Most companies try to give their shareholders a raise each year by increasing their dividends as profits grow. Some companies, however, like to reward their investors more frequently by sending them more money each month. That steadily rising income stream makes these companies extremely attractive to investors who want more cash flowing into their portfolios.
One company with a history of giving its investors more money each quarter is master limited partnership (MLP) MPLX (MPLX 3.56%). The oil and gas midstream company has now increased its cash distribution to investors for 24 straight quarters, which has helped push its yield up to 7.7%. Given its current slate of growth projects, the company believes it can continue sending more money to investors each quarter for at least the next couple of years.
24 and counting
MPLX declared its distribution for 2018's fourth quarter this past January, raising the payout by 1.6% from the third quarter, which puts it 6.6% higher than it was in the year-ago period. The company can easily support that payout level since it generated enough money to cover its distribution by a comfortable 1.36 times, which was an improvement from the 1.28 times coverage it had in 2017. In other words, cash flow grew at an even faster rate than the distribution to investors, which provided the company with a growing stream of retained cash to help fund expansion projects.

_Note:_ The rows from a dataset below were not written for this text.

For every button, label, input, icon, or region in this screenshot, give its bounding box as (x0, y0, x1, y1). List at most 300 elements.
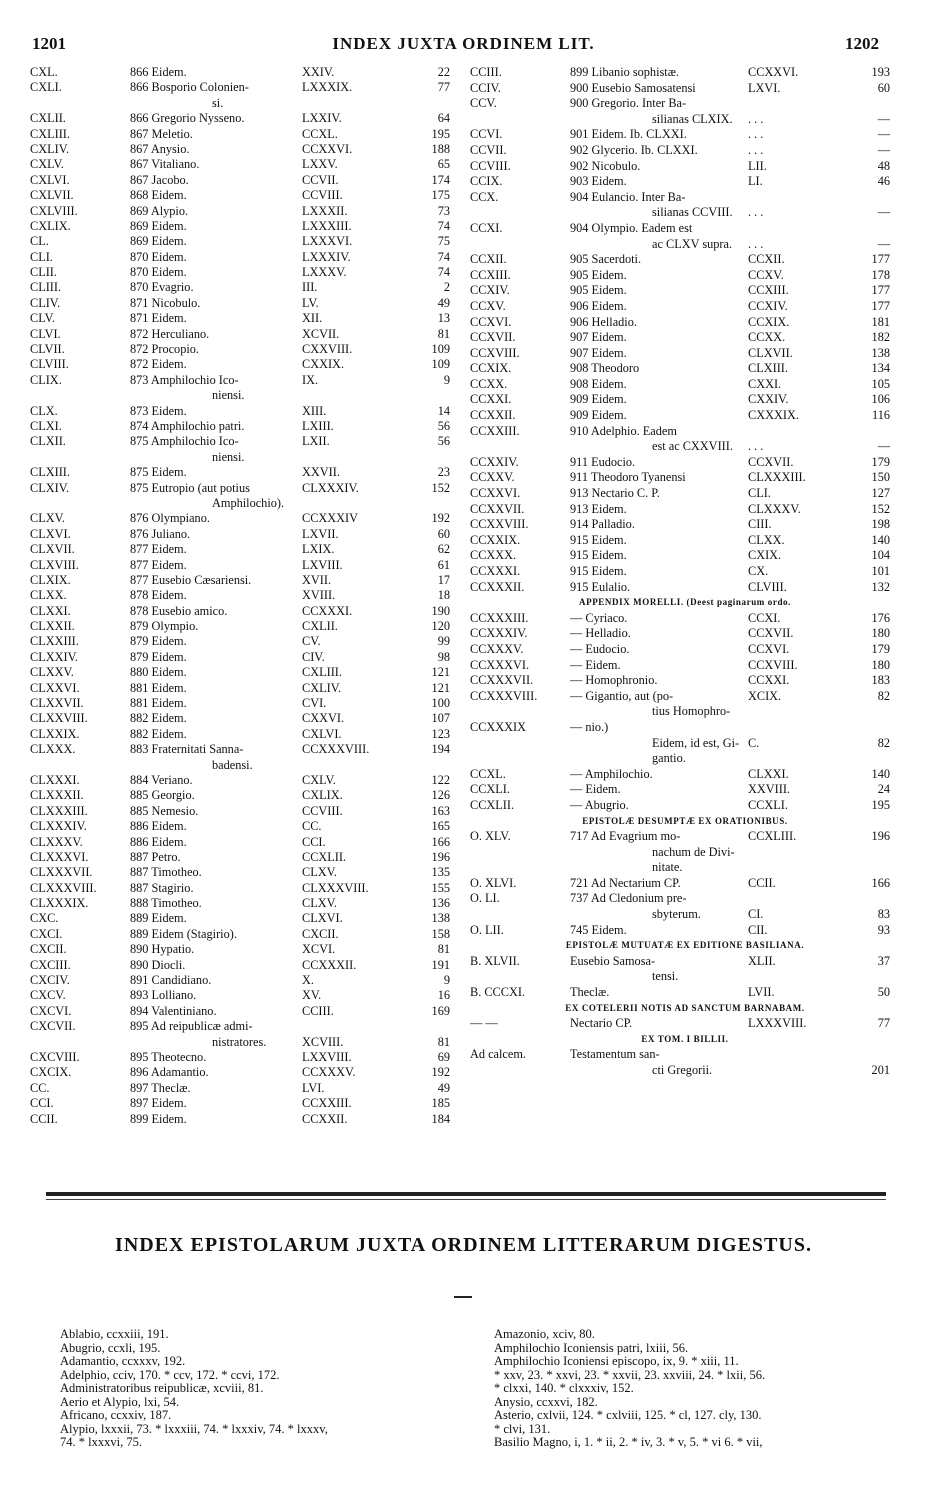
letter-number: CCXXVI. (470, 486, 521, 501)
page-number: — (877, 111, 890, 126)
recipient: — Amphilochio. (570, 766, 653, 781)
old-number: CXXIV. (748, 392, 789, 407)
table-row (470, 627, 900, 643)
recipient: 915 Eidem. (570, 564, 627, 578)
right-page-number: 1202 (845, 34, 879, 53)
page-number: 190 (431, 603, 450, 618)
table-row (470, 331, 900, 347)
letter-number: CXLVII. (30, 188, 74, 203)
page-number: 83 (877, 907, 890, 922)
letter-number: CCXXV. (470, 470, 515, 485)
old-number: CXCII. (302, 926, 339, 941)
letter-number: CXLI. (30, 80, 62, 95)
old-number: CCXVI. (748, 641, 790, 656)
page-number: 105 (871, 376, 890, 391)
old-number: CLXVI. (302, 911, 343, 926)
recipient: 913 Nectario C. P. (570, 486, 660, 501)
letter-number: CXCI. (30, 926, 63, 941)
page-number: 64 (437, 111, 450, 126)
page-number: 2 (443, 280, 450, 295)
recipient: 889 Eidem. (130, 911, 187, 926)
old-number: CLXXXIV. (302, 480, 359, 495)
page-number: 75 (437, 234, 450, 249)
table-row (470, 284, 900, 300)
page-number: 60 (437, 526, 450, 541)
letter-number: CCXXVII. (470, 501, 525, 516)
letter-number: CXLII. (30, 111, 66, 126)
recipient: 915 Eidem. (570, 532, 627, 547)
letter-number: CLXIII. (30, 465, 70, 480)
old-number: XXIV. (302, 65, 335, 79)
recipient: 893 Lolliano. (130, 988, 197, 1003)
old-number: LXXXIX. (302, 80, 353, 95)
letter-number: CLVII. (30, 342, 65, 357)
old-number: CLXIII. (748, 361, 788, 376)
page-number: — (877, 142, 890, 157)
table-row (470, 955, 900, 971)
old-number: CCXXII. (302, 1111, 348, 1126)
page-number: 116 (872, 408, 890, 423)
page-number: 61 (437, 557, 450, 572)
letter-number: CCX. (470, 189, 499, 204)
table-row (30, 897, 460, 912)
old-number: CCXVIII. (748, 657, 798, 672)
recipient: — Homophronio. (570, 673, 658, 688)
table-row (30, 666, 460, 681)
letter-number: CXL. (30, 65, 58, 79)
table-row (30, 959, 460, 974)
letter-number: CLXXXVII. (30, 865, 93, 880)
letter-number: Ad calcem. (470, 1047, 526, 1062)
table-row (30, 482, 460, 497)
letter-number: CLXXIX. (30, 726, 80, 741)
index-entry: Adamantio, ccxxxv, 192. (60, 1354, 186, 1368)
index-entry: * clxxi, 140. * clxxxiv, 152. (494, 1381, 634, 1395)
old-number: . . . (748, 205, 764, 220)
table-row (470, 737, 900, 753)
table-row (470, 877, 900, 893)
letter-number: CLXXXIV. (30, 819, 87, 834)
letter-number: CCXX. (470, 376, 508, 391)
letter-number: CXCIII. (30, 957, 71, 972)
table-row (30, 312, 460, 327)
old-number: CLXX. (748, 532, 785, 547)
recipient: 869 Eidem. (130, 218, 187, 233)
recipient: 902 Glycerio. Ib. CLXXI. (570, 142, 698, 157)
table-row (30, 912, 460, 927)
letter-number: O. XLVI. (470, 875, 517, 890)
page-number: 140 (871, 532, 890, 547)
table-row (30, 512, 460, 527)
recipient: Eusebio Samosa- (570, 953, 656, 968)
old-number: CCXXIII. (302, 1096, 352, 1111)
page-number: 180 (871, 657, 890, 672)
page-number: 127 (871, 486, 890, 501)
recipient: 881 Eidem. (130, 680, 187, 695)
letter-number: CCXI. (470, 220, 503, 235)
letter-number: CCXXXIII. (470, 610, 529, 625)
letter-number: CCXXXI. (470, 564, 521, 578)
table-row (470, 347, 900, 363)
old-number: CCXIX. (748, 314, 790, 329)
index-entry: Adelphio, cciv, 170. * ccv, 172. * ccvi, 172. (60, 1367, 280, 1382)
page-number: 138 (431, 911, 450, 926)
letter-number: CLXXXVI. (30, 849, 89, 864)
old-number: CXLIX. (302, 788, 343, 803)
letter-number: CCXVI. (470, 314, 512, 329)
page-number: 185 (431, 1096, 450, 1111)
old-number: CXLIII. (302, 665, 342, 680)
recipient: sbyterum. (652, 907, 701, 922)
old-number: CLXXXV. (748, 501, 801, 516)
page-number: 178 (871, 267, 890, 282)
recipient: Testamentum san- (570, 1047, 660, 1062)
old-number: CCIII. (302, 1003, 334, 1018)
old-number: CCXXXI. (302, 603, 353, 618)
section-heading: EX TOM. I BILLII. (641, 1033, 729, 1044)
recipient: 899 Eidem. (130, 1111, 187, 1126)
table-row (30, 559, 460, 574)
letter-number: CXCVI. (30, 1003, 72, 1018)
letter-number: CCXL. (470, 766, 506, 781)
old-number: LXXXIII. (302, 218, 352, 233)
table-row (470, 908, 900, 924)
old-number: LXXXVI. (302, 234, 353, 249)
table-row (30, 1066, 460, 1081)
recipient: Amphilochio). (212, 495, 285, 510)
old-number: CXLVI. (302, 726, 342, 741)
recipient: 717 Ad Evagrium mo- (570, 829, 681, 844)
letter-number: CCXVIII. (470, 345, 520, 360)
table-row (30, 589, 460, 604)
table-row (470, 565, 900, 581)
left-column (30, 66, 460, 1128)
old-number: CLI. (748, 486, 771, 501)
letter-number: CCXLII. (470, 797, 515, 812)
recipient: 897 Theclæ. (130, 1080, 191, 1095)
recipient: — Helladio. (570, 626, 631, 641)
page-number: 74 (437, 249, 450, 264)
page-number: 177 (871, 283, 890, 298)
old-number: XCVII. (302, 326, 340, 341)
page-number: 136 (431, 896, 450, 911)
recipient: 907 Eidem. (570, 330, 627, 345)
table-row (470, 659, 900, 675)
table-row (30, 1020, 460, 1035)
recipient: 869 Eidem. (130, 234, 187, 249)
page-number: 49 (437, 1080, 450, 1095)
page-number: 101 (871, 564, 890, 578)
letter-number: CCXXII. (470, 408, 516, 423)
letter-number: — — (470, 1016, 498, 1031)
table-row (30, 128, 460, 143)
recipient: 877 Eidem. (130, 557, 187, 572)
page-number: 23 (437, 465, 450, 480)
old-number: XVII. (302, 572, 332, 587)
letter-number: CCXIV. (470, 283, 510, 298)
table-row (30, 1036, 460, 1051)
table-row (30, 205, 460, 220)
table-row (30, 158, 460, 173)
letter-number: CCXXXIV. (470, 626, 528, 641)
table-row (470, 830, 900, 846)
recipient: — nio.) (570, 719, 609, 734)
old-number: CCXIV. (748, 298, 788, 313)
index-entry: * xxv, 23. * xxvi, 23. * xxvii, 23. xxviii, 24. * lxii, 56. (494, 1367, 766, 1382)
letter-number: CLXVII. (30, 542, 75, 557)
old-number: LXXVIII. (302, 1050, 352, 1064)
page-number: 9 (443, 372, 450, 387)
recipient: 910 Adelphio. Eadem (570, 423, 677, 438)
page-number: — (877, 205, 890, 220)
recipient: — Cyriaco. (570, 610, 628, 625)
recipient: — Eidem. (570, 782, 621, 797)
table-row (30, 882, 460, 897)
table-row (470, 113, 900, 129)
table-row (30, 928, 460, 943)
page-number: 107 (431, 711, 450, 726)
page-number: 109 (431, 357, 450, 372)
page-number: 93 (877, 922, 890, 937)
index-entry: Alypio, lxxxii, 73. * lxxxiii, 74. * lxxxiv, 74. * lxxxv, (60, 1421, 328, 1436)
recipient: 915 Eulalio. (570, 579, 631, 594)
table-row (30, 343, 460, 358)
recipient: 879 Eidem. (130, 649, 187, 664)
old-number: LXVIII. (302, 557, 343, 572)
page-number: 24 (877, 782, 890, 797)
page-number: 165 (431, 819, 450, 834)
section-title: INDEX EPISTOLARUM JUXTA ORDINEM LITTERARUM DIGESTUS. (115, 1234, 812, 1256)
recipient: 904 Eulancio. Inter Ba- (570, 189, 686, 204)
page-number: 81 (437, 326, 450, 341)
table-row (30, 466, 460, 481)
page-number: 109 (431, 342, 450, 357)
old-number: CCXXI. (748, 673, 790, 688)
page-number: 180 (871, 626, 890, 641)
page-number: 152 (871, 501, 890, 516)
letter-number: CCXIX. (470, 361, 512, 376)
table-row (470, 1033, 900, 1049)
table-row (470, 66, 900, 82)
recipient: 882 Eidem. (130, 726, 187, 741)
table-row (30, 605, 460, 620)
page-number: 74 (437, 218, 450, 233)
recipient: 745 Eidem. (570, 922, 627, 937)
letter-number: CXCIX. (30, 1065, 72, 1080)
page-number: 104 (871, 548, 890, 563)
page-number: 193 (871, 65, 890, 79)
left-page-number: 1201 (32, 34, 66, 53)
table-row (30, 189, 460, 204)
recipient: tensi. (652, 969, 679, 984)
page-number: 9 (443, 973, 450, 988)
page-number: 188 (431, 141, 450, 156)
table-row (470, 206, 900, 222)
old-number: CXXIX. (302, 357, 345, 372)
old-number: CCXLI. (748, 797, 788, 812)
old-number: LXXXII. (302, 203, 348, 218)
page-number: 192 (431, 511, 450, 526)
table-row (30, 328, 460, 343)
page-number: 179 (871, 454, 890, 469)
old-number: CXIX. (748, 548, 782, 563)
page-number: 134 (871, 361, 890, 376)
page-number: 77 (877, 1016, 890, 1031)
table-row (30, 943, 460, 958)
table-row (470, 721, 900, 737)
recipient: 905 Eidem. (570, 283, 627, 298)
table-row (470, 362, 900, 378)
table-row (470, 316, 900, 332)
table-row (30, 989, 460, 1004)
page-number: 99 (437, 634, 450, 649)
letter-number: CCIII. (470, 65, 502, 79)
letter-number: CCVIII. (470, 158, 511, 173)
table-row (470, 970, 900, 986)
recipient: 901 Eidem. Ib. CLXXI. (570, 127, 687, 142)
recipient: 882 Eidem. (130, 711, 187, 726)
letter-number: CLXXVII. (30, 696, 84, 711)
page-number: 37 (877, 953, 890, 968)
old-number: CCVIII. (302, 188, 343, 203)
page-number: 195 (431, 126, 450, 141)
page-number: — (877, 236, 890, 251)
letter-number: CXCV. (30, 988, 66, 1003)
recipient: est ac CXXVIII. (652, 439, 733, 454)
old-number: CXXXIX. (748, 408, 799, 423)
page-number: 81 (437, 1034, 450, 1049)
table-row (470, 425, 900, 441)
recipient: 908 Theodoro (570, 361, 640, 376)
page-number: 177 (871, 298, 890, 313)
table-row (30, 143, 460, 158)
recipient: — Gigantio, aut (po- (570, 688, 674, 703)
old-number: LII. (748, 158, 767, 173)
letter-number: O. XLV. (470, 829, 511, 844)
short-rule (454, 1296, 472, 1298)
table-row (470, 799, 900, 815)
page-number: 62 (437, 542, 450, 557)
index-entry: Anysio, ccxxvi, 182. (494, 1394, 598, 1409)
section-heading: APPENDIX MORELLI. (Deest paginarum ordo. (579, 597, 791, 608)
old-number: XCIX. (748, 688, 782, 703)
table-row (30, 836, 460, 851)
table-row (470, 144, 900, 160)
old-number: CXXI. (748, 376, 782, 391)
old-number: LXIII. (302, 418, 334, 433)
table-row (30, 358, 460, 373)
letter-number: CLXI. (30, 418, 62, 433)
table-row (470, 409, 900, 425)
page-number: 195 (871, 797, 890, 812)
old-number: CCXXXVIII. (302, 742, 370, 757)
page-number: 122 (431, 772, 450, 787)
old-number: CIV. (302, 649, 325, 664)
old-number: . . . (748, 111, 764, 126)
old-number: CCXXVI. (748, 65, 799, 79)
index-entry: Amphilochio Iconiensi episcopo, ix, 9. * xiii, 11. (494, 1354, 739, 1368)
right-column (470, 66, 900, 1080)
table-row (30, 220, 460, 235)
recipient: 905 Sacerdoti. (570, 252, 642, 267)
letter-number: CLXXV. (30, 665, 74, 680)
old-number: CCXVII. (748, 454, 794, 469)
recipient: cti Gregorii. (652, 1063, 713, 1077)
table-row (470, 581, 900, 597)
old-number: CX. (748, 564, 769, 578)
recipient: 894 Valentiniano. (130, 1003, 217, 1018)
letter-number: CCXXXII. (470, 579, 525, 594)
recipient: 878 Eidem. (130, 588, 187, 603)
recipient: 909 Eidem. (570, 408, 627, 423)
recipient: gantio. (652, 751, 686, 766)
old-number: XII. (302, 311, 323, 326)
recipient: 886 Eidem. (130, 819, 187, 834)
table-row (30, 789, 460, 804)
index-entry: Asterio, cxlvii, 124. * cxlviii, 125. * cl, 127. cly, 130. (494, 1408, 762, 1422)
recipient: — Abugrio. (570, 797, 629, 812)
letter-number: CXCIV. (30, 973, 70, 988)
letter-number: CLXXXIX. (30, 896, 89, 911)
letter-number: CL. (30, 234, 49, 249)
recipient: 872 Eidem. (130, 357, 187, 372)
recipient: 895 Theotecno. (130, 1050, 207, 1064)
old-number: XCVIII. (302, 1034, 344, 1049)
page-number: 177 (871, 252, 890, 267)
recipient: tius Homophro- (652, 704, 731, 719)
old-number: . . . (748, 236, 764, 251)
page-number: 65 (437, 157, 450, 172)
table-row (30, 805, 460, 820)
page-number: 138 (871, 345, 890, 360)
old-number: LXVI. (748, 80, 781, 95)
index-entry: 74. * lxxxvi, 75. (60, 1435, 142, 1449)
recipient: 866 Bosporio Colonien- (130, 80, 249, 95)
letter-number: CCXXI. (470, 392, 512, 407)
old-number: CLXXXVIII. (302, 880, 369, 895)
recipient: 909 Eidem. (570, 392, 627, 407)
letter-number: CCXXIV. (470, 454, 519, 469)
index-entry: Amazonio, xciv, 80. (494, 1327, 595, 1341)
letter-number: CCXXIII. (470, 423, 520, 438)
table-row (470, 238, 900, 254)
page-number: 77 (437, 80, 450, 95)
page-title: INDEX JUXTA ORDINEM LIT. (332, 34, 595, 53)
old-number: CCXIII. (748, 283, 789, 298)
recipient: Eidem, id est, Gi- (652, 735, 740, 750)
recipient: 899 Libanio sophistæ. (570, 65, 679, 79)
table-row (30, 266, 460, 281)
table-row (470, 191, 900, 207)
recipient: 900 Eusebio Samosatensi (570, 80, 696, 95)
table-row (30, 297, 460, 312)
table-row (30, 974, 460, 989)
page-number: 175 (431, 188, 450, 203)
table-row (470, 783, 900, 799)
recipient: 879 Eidem. (130, 634, 187, 649)
page-number: 14 (437, 403, 450, 418)
letter-number: CLXXVIII. (30, 711, 88, 726)
letter-number: CLIV. (30, 295, 61, 310)
old-number: CCXL. (302, 126, 338, 141)
table-row (30, 420, 460, 435)
old-number: CCXV. (748, 267, 784, 282)
letter-number: CLXXXIII. (30, 803, 88, 818)
letter-number: CLX. (30, 403, 58, 418)
letter-number: CLIX. (30, 372, 62, 387)
page-number: 13 (437, 311, 450, 326)
old-number: LXVII. (302, 526, 339, 541)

Several factors drove the big uptick in cash flow last year. One of the biggest drivers was the acquisition of $8.1 billion of midstream assets from refining giant Marathon Petroleum (MPC 4.80%). In addition to that, MPLX benefited from the purchase of an export terminal from a third party, as well as organic expansions of its pipelines and gathering and processing business. Those same growth drivers have helped steadily increase MPLX's cash flow over the years, which has enabled it to consistently send more cash back to investors.
Check out the latest earnings call transcript for MPLX.
Evolving to continue growing
MPLX's business model has evolved over the years. The company initially relied on a steady diet of drop-down transactions with Marathon Petroleum to fuel growth. However, it has shifted its approach in recent years. While Marathon has a few midstream assets remaining after it restocked its cupboard when it bought rival refiner Andeavor, MPLX's main growth driver going forward will be expansion projects.
The company currently has several under construction and more in development. These projects range from additional expansions of its gathering and processing business to participating in new long-haul pipeline projects developed by other companies. For example, the company is one of four partners working to build the Permian Gulf Coast pipeline that would move crude oil from the Permian Basin to refineries and export facilities along the Texas Gulf Coast. Meanwhile, the company is working with several other partners to develop the Whistler Pipeline, which would move natural gas from the Permian to the Gulf Coast.
MPLX currently expects that it will invest $4.2 billion on organic expansions over the next two years, which will grow its distributable cash flow from $2.8 billion last year up to $3.5 billion by 2020. That rising cash flow stream should support continued quarterly growth in the company's distribution, with MPLX planning to increase its payout by $0.01 per quarter this year, or about 6% overall.
The company should have plenty of fuel to continue growing its cash flow and distribution beyond 2020. For starters, it could acquire the midstream assets Marathon Petroleum picked up from Andeavor, as well as merge with Andeavor's former MLP, which Marathon now controls. In addition to that, the company should still have several organic expansion opportunities since the industry needs to invest an estimated $44 billion per year on new energy infrastructure through 2035.
A great income stock for the long haul
MPLX has been a great dividend stock over the years by consistently increasing its payout each quarter. That trend appears poised to continue for at least the next couple of years, given the growth projects the company has already lined up. Because of that, this company looks like an excellent option for investors seeking a steadily rising income stream.